Andy lebt. Zumindest sein Wiedergänger. Er sitzt in einer Bierkneipe an der Andy-Warhol-Straße in Medzilaborce. Die Zeit steht still. Die Männer halten ihre Halbliterflaschen Zlaty Bazant, Goldfasan, fest umklammert. Die Frühschicht ist um. Andy trägt eine schwarze Hornbrille und blondes, gescheiteltes Haar. "Kunst sagt mir nichts", sagt Andy. Andy heißt gar nicht Andy, sondern Miroslav. Sein staubiges Holzfällerhemd und die ausgebeulte Hose weisen ihn als echten Ostslowaken aus.

Prag ist weit weg. Sehr weit. Über 800 Kilometer. 13 Stunden Bahnfahrt -- mindestens. Früher gab es auf der Strecke den Schnellzug Laborec. Abends um halb neun fuhr er in Prag ab, morgens um neun erreichte er Medzilaborce. Heute muß man auf der Strecke mehrmals umsteigen und die Fahrt dauert noch länger. Darum steht die Zeit still in Medzilaborce. Bären und Wildschweine sagen sich gute Nacht in diesem Landstrich der Ostslowakei. Genau hier, im Dörfchen Mikova, sind die Eltern des Popkünstlers Andy Warhol geboren. Bis zum ersten Weltkrieg gehörte die hügelige Karpatenlandschaft zur Donaumonarchie, danach zur Tschechoslowakei.

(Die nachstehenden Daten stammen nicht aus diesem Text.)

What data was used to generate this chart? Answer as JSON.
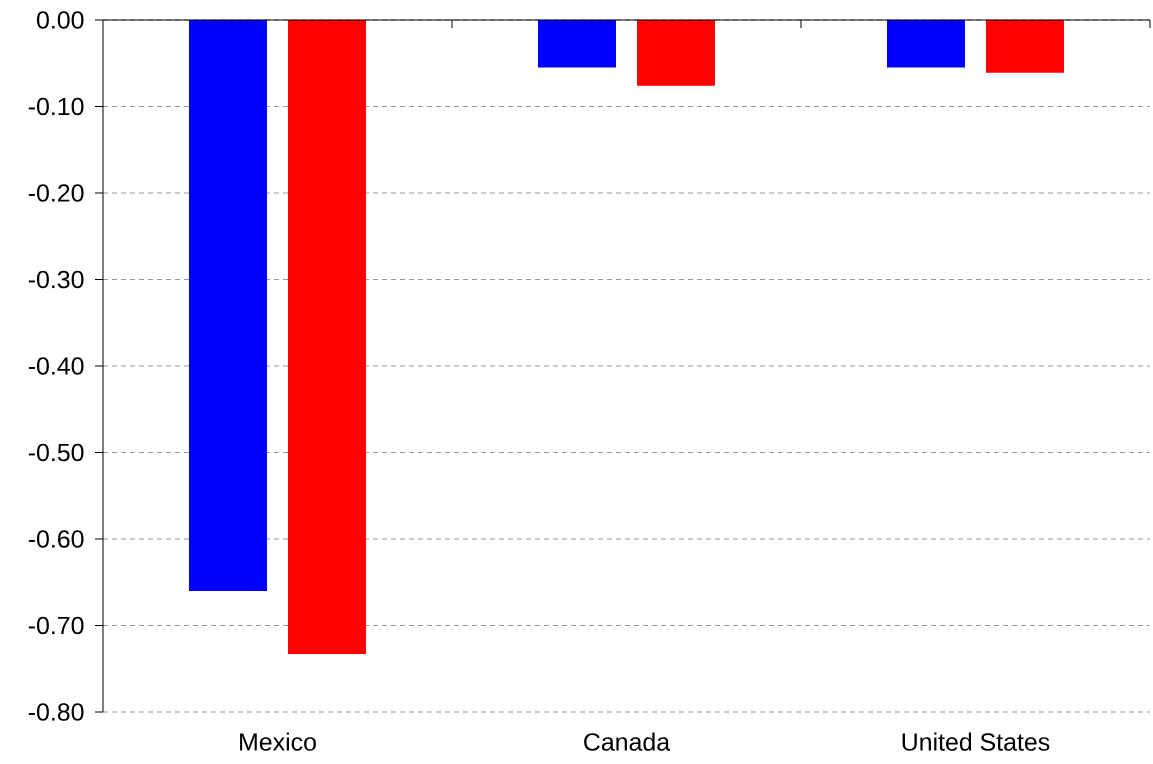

Heute liegt der Geburtsort von Warhols Eltern im slowakischen Teil des Dreiländerecks Slowakei -- Polen -- Ukraine.

Daß es in Pittsburgh ein Andy-Warhol-Museum gibt, wissen viele. Aber nur wenige kennen das Warhol-Museum in Medzilaborce, das im September sein 10-jähriges Bestehen feiert. 1987 -- noch zu Zeiten des Sozialismus -- begannen Künstler und Intellektuelle aus Prag -- unter ihnen auch Václav Havel -- Unterschriften zu sammeln für ein Museum, das an die tschechoslowakischen Wurzeln des amerikanischen Superstars erinnern sollte.

"Mach mir möglichst viele Bilder", hat Andy Warhol zu seinem Bruder John gesagt, als dieser 1987 auf Betreiben der Prager Warhol-Fans in das Heimatland seiner Eltern reisen wollte. Der Pop-Art-Künstler starb jedoch, bevor sein Bruder die Reise antrat. Aus der nach Warhols Tod eingerichteten Kunst-Stiftung erhielten die tschechoslowakischen Pop-Art-Anhänger dann Dollars, Bilder und persönliche Zeugnisse des Künstlers.

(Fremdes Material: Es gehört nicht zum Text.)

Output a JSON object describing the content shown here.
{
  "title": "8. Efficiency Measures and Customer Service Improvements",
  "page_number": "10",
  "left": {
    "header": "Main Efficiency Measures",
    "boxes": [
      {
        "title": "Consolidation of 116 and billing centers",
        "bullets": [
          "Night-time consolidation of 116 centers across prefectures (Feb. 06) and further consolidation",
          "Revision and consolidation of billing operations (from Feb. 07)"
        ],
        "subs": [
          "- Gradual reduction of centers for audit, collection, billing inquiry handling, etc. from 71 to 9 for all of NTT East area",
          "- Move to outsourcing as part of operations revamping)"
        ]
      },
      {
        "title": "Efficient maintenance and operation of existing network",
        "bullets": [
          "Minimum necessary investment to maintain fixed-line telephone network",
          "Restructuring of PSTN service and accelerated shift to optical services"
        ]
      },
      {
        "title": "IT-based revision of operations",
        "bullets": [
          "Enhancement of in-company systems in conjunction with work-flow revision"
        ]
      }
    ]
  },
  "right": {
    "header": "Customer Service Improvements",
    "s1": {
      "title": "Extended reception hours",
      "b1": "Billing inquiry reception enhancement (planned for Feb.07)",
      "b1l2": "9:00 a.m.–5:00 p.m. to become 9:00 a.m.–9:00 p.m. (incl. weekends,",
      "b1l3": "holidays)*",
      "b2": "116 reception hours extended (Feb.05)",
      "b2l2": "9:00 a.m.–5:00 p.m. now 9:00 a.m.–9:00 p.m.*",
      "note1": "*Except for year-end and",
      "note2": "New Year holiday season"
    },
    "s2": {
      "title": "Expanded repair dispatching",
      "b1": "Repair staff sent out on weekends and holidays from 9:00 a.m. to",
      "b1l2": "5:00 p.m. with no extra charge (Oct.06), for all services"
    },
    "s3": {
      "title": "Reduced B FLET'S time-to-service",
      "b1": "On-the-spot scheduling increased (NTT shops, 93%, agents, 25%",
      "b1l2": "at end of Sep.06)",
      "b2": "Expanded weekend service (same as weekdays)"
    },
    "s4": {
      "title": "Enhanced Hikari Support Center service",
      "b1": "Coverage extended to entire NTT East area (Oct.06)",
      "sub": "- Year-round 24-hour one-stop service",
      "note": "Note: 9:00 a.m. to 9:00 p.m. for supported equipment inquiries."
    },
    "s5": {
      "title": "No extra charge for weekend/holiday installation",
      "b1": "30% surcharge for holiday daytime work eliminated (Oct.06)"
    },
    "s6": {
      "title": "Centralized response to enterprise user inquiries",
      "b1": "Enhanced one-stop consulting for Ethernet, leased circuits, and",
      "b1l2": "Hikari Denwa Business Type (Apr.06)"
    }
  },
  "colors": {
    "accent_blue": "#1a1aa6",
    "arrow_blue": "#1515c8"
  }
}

Warhol wurde in Pittsburgh geboren. Für die Heimat seiner Eltern scheint er sich nicht sonderlich interessiert zu haben. Im Gegenteil, seine Herkunft war ihm eher peinlich. Schon zu Beginn seiner Karriere amerikanisierte er seinen Namen: Andrej Warhola mutierte zu Andy Warhol. Nach der Herkunft seiner Familie gefragt, antwortete er oft: "Ich habe keine Abstammung". Bruder John Warhola aber berichtet: "Unsere Mutter hat uns oft über Mikova erzählt, darüber, wie sie mit dem Wagen nach Medzilaborce fuhren".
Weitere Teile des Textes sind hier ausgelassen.